One of the biggest misconceptions is that you need to train for every possible movement or
scenario. You don’t. Instead, think in terms of:

    • What do I want my body to be able to do?
    • What does my life require from me?

    Your training should reflect that.
    If you love hiking, your program should support endurance and lower-body strength.
    If you play a sport, your training should complement its demands.
    If your goal is simply to feel good and stay capable, your approach can be broader.

    2. General Conditioning Is Your Foundation

    Yes. Having a base level of general physical conditioning is one of the most protective things you can do.
    This means developing:

    • Strength
    • Mobility
    • Cardiovascular fitness
    • Coordination

    You don’t need to specialize. You need to be well-rounded. A simple, effective combination could include:

    • Strength training (2–3x/week): builds tissue resilience
    • Aerobic work (walking, cycling, running): supports recovery and endurance
    • Mobility-focused work (like yoga or Pilates): improves control and range

    Each of these contributes something slightly different, but together, they create a more adaptable system.

    3. Are Things Like Yoga or Pilates “Better”?

    Not better, just different tools.

    • Yoga/Pilates → great for mobility, control, awareness
    • Strength training → essential for load tolerance and durability
    • Running/cardio → improves overall capacity and recovery

    The key isn’t picking the “best” one — it’s combining what covers your needs.

    4. Train for Your Life (and a Bit Beyond It)

    A useful principle: Train slightly beyond the demands of your daily life.

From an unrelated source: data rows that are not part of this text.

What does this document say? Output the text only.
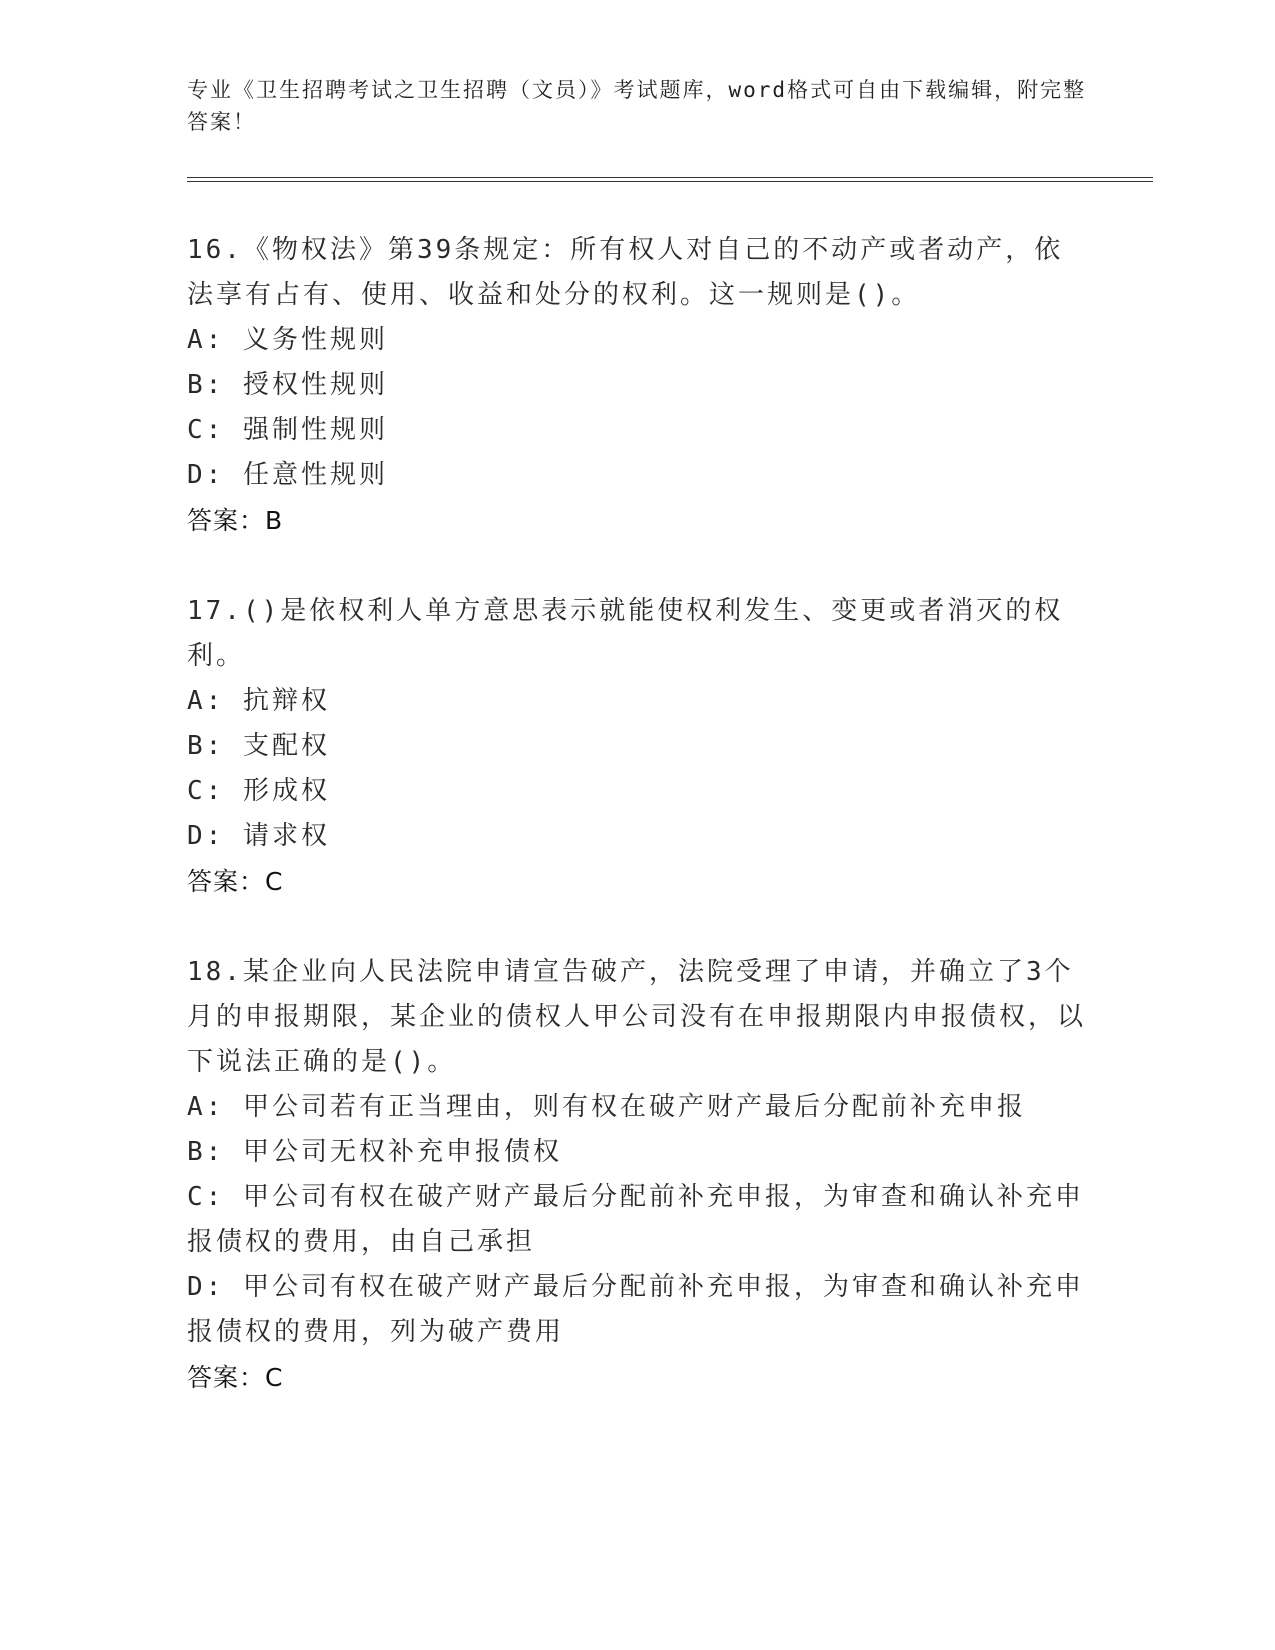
专业《卫生招聘考试之卫生招聘（文员）》考试题库，word格式可自由下载编辑，附完整答案！
16.《物权法》第39条规定：所有权人对自己的不动产或者动产，依法享有占有、使用、收益和处分的权利。这一规则是()。
A: 义务性规则
B: 授权性规则
C: 强制性规则
D: 任意性规则
答案：B
17.()是依权利人单方意思表示就能使权利发生、变更或者消灭的权利。
A: 抗辩权
B: 支配权
C: 形成权
D: 请求权
答案：C
18.某企业向人民法院申请宣告破产，法院受理了申请，并确立了3个月的申报期限，某企业的债权人甲公司没有在申报期限内申报债权，以下说法正确的是()。
A: 甲公司若有正当理由，则有权在破产财产最后分配前补充申报
B: 甲公司无权补充申报债权
C: 甲公司有权在破产财产最后分配前补充申报，为审查和确认补充申报债权的费用，由自己承担
D: 甲公司有权在破产财产最后分配前补充申报，为审查和确认补充申报债权的费用，列为破产费用
答案：C
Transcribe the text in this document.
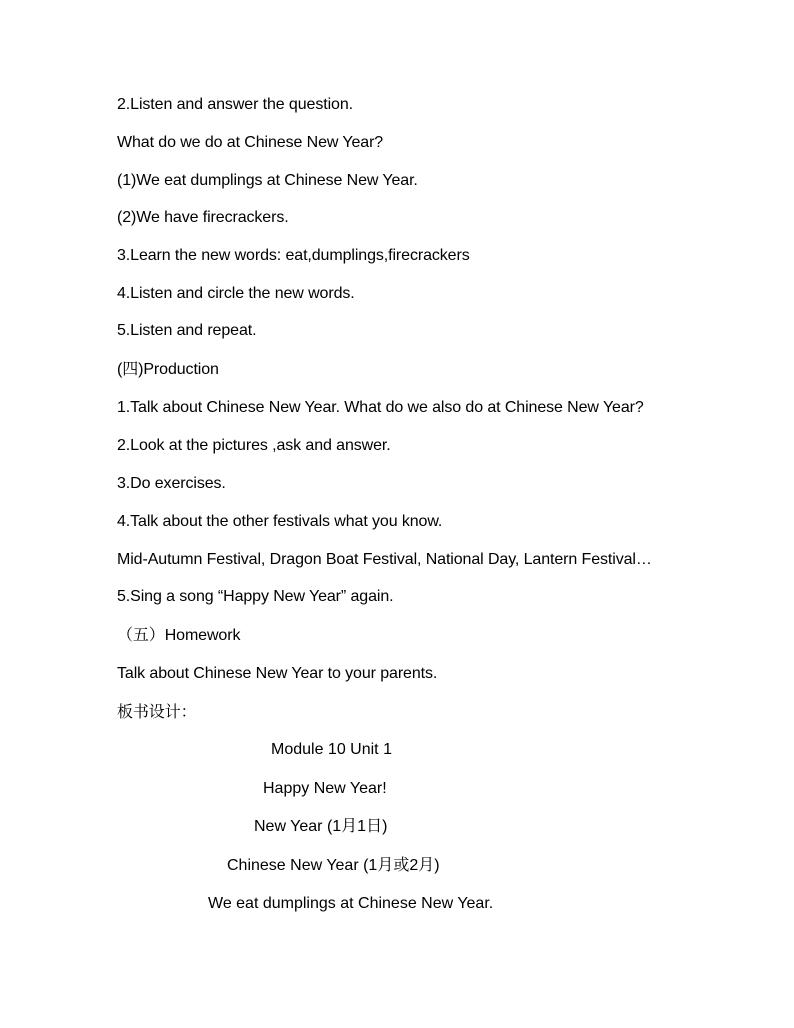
2.Listen and answer the question.
What do we do at Chinese New Year?
(1)We eat dumplings at Chinese New Year.
(2)We have firecrackers.
3.Learn the new words: eat,dumplings,firecrackers
4.Listen and circle the new words.
5.Listen and repeat.
(四)Production
1.Talk about Chinese New Year. What do we also do at Chinese New Year?
2.Look at the pictures ,ask and answer.
3.Do exercises.
4.Talk about the other festivals what you know.
Mid-Autumn Festival, Dragon Boat Festival, National Day, Lantern Festival…
5.Sing a song “Happy New Year” again.
（五）Homework
Talk about Chinese New Year to your parents.
板书设计：
Module 10 Unit 1
Happy New Year!
New Year (1月1日)
Chinese New Year (1月或2月)
We eat dumplings at Chinese New Year.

    If your life occasionally requires lifting, bending, or carrying, your training should prepare you for that. This creates a buffer:

    • Daily tasks feel easier
    • Unexpected demands are less risky
    • Pain becomes less limiting

    5. Consistency > Perfection

    You don’t need the perfect program.
    What matters most is:

    • You move regularly
    • You challenge your body progressively
    • You adjust when needed instead of stopping entirely
    avoiding pain 2

    If your goal is to avoid pain completely, you’ll likely end up moving less—and experiencing more
    of it.

    If your goal is to build a body that can handle life, you’ll move more—and experience pain less
    often, and less intensely.

    You don’t need to eliminate discomfort. You need to become more capable than it. Because in the long run, it’s not avoidance that keeps you healthy, it’s adaptability.

    Edited with the help of AI.

    References
    1. Hartvigsen J, Hancock MJ, Kongsted A, et al. (2018). What low back pain is and why we need to pay attention. The Lancet, 391(10137), 2356–2367.
    2. Shiri R, Falah-Hassani K. (2017). The effect of leisure time physical activity on low back pain: a systematic review and meta-analysis. American Journal of Epidemiology, 186(9), 983–992.
    3. Chen SM, Liu MF, Cook J, et al. (2009). Sedentary lifestyle as a risk factor for low back pain: a systematic review. International Archives of Occupational and Environmental Health, 82(7), 797–806.
    4. Alzahrani H, Mackey M, Stamatakis E, et al. (2019). Association between sedentary behavior and low back pain: a systematic review and meta-analysis. European Spine Journal, 28, 213–224.
    5. Ferreira ML, Machado G, Latimer J, et al. (2017). Factors defining care-seeking in low back pain – a meta-analysis. European Journal of Pain, 21(7), 1160–1172.
    6. Booth FW, Roberts CK, Laye MJ. (2012). Lack of exercise is a major cause of chronic diseases. Comprehensive Physiology, 2(2), 1143–1211.
    7. Heneweer H, Vanhees L, Picavet HSJ. (2009). Physical activity and low back pain: a U-shaped relation? Pain, 143(1–2), 21–25.